During his period as a deputy he presented projects for the regulation of the civil code, debated on the organization of the army, He also supported, together with the deputies Carlos Saavedra Lamas, Julio Argentino Pascual Roca and Lisandro de la Torre, a law to create a body of Gendarmerie to protect the Argentine borders, although the project would not ultimately succeed.

In 1916 the new president, Hipolito Yrigoyen, privately proposed the post of Minister of War, but Alvear rejected it. He then offered to be ambassador to France, a position he accepted and held until 1922. During the five years that the First World War lasted, Alvear carried out missions to help the allies in Paris, donating together with his wife Regina Pacini a war hospital and a blood bank, where Pacini was in charge of caring for the wounded. The funds for this were obtained thanks to the contacts that Alvear had. For example, when the French military officer Joseph Joffre suggested to the Argentine ambassador to install an Argentine pavilion in the university city of Paris, Alvear was able to pay for the work thanks to the contributions of Otto Bemberg. He also assisted in the negotiations for the sale of crops to the allies during the Great War. Here the first differences between Alvear and Yrigoyen appeared: when the latter argued that Argentina should maintain a neutral position, Alvear was in favor of the country declaring itself to the side of the Triple Entente.

== 1922 election ==

After the first radical government of Hipólito Yrigoyen, the problem of presidential succession arose. Faced with disputes within the party, in March 1922 the National Convention of the UCR, despite the episode of the commission in Geneva that aired the fact of ideological differences, Yrigoyen decided to support Alvear, at that time ambassador to France, and a member of the most conservative faction of the UCR, of patrician and landowning social origin, and with few ties to the popular base of the party.

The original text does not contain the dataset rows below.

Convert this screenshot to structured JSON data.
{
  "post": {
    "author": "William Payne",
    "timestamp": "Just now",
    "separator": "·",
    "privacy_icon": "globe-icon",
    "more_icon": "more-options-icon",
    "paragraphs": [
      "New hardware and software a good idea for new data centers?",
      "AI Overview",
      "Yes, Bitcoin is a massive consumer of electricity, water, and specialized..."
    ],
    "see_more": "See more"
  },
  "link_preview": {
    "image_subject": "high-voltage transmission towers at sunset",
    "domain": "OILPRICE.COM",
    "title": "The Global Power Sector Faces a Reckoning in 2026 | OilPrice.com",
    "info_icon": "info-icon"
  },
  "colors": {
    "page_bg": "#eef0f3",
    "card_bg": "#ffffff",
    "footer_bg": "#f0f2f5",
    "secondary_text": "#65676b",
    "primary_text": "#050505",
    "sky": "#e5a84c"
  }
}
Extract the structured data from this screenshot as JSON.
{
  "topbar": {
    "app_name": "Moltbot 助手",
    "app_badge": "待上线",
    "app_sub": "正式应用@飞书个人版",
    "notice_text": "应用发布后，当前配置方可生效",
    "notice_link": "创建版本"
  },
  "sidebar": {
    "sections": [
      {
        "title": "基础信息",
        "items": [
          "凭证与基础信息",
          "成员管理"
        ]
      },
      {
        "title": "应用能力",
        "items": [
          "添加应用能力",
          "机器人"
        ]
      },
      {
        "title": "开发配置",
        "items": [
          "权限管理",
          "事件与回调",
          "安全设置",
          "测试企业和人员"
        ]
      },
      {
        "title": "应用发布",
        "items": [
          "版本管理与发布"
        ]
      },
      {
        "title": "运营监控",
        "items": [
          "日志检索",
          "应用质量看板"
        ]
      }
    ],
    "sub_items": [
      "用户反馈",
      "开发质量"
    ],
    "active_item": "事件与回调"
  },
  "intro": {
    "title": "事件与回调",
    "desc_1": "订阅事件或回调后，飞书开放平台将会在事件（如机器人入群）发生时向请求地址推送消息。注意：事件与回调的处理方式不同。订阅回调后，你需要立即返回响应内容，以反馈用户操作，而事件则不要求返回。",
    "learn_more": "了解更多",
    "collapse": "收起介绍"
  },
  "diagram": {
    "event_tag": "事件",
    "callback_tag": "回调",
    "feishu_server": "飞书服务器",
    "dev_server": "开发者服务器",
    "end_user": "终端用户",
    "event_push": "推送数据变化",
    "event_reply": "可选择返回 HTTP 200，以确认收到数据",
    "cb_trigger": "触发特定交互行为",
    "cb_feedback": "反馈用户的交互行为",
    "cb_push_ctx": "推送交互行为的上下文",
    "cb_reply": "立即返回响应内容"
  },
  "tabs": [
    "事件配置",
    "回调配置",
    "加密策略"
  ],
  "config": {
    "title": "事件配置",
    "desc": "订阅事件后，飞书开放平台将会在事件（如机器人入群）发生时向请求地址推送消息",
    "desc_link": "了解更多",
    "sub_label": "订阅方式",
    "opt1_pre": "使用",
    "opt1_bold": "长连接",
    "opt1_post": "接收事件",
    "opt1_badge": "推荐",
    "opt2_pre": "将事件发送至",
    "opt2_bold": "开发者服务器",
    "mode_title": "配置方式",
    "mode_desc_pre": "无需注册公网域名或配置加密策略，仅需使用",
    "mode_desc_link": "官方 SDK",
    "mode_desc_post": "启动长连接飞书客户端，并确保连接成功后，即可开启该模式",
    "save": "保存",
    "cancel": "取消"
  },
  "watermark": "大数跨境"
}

The National Convention elected him a candidate in March 1922 by 139 votes to 33 (which brought together various candidates). The Alvear-González formula triumphed over the Piñero-Núñez binomial in the elections of 2 April 1922, imposing itself in all districts except for Corrientes, Salta and San Juan.

Alvear acceded to the presidency winning with 47.5% of the votes, or 419,172 votes. On 12 June, 235 radical voters out of 88 opponents consecrated Alvear, who still resided in France, as the Nation's president.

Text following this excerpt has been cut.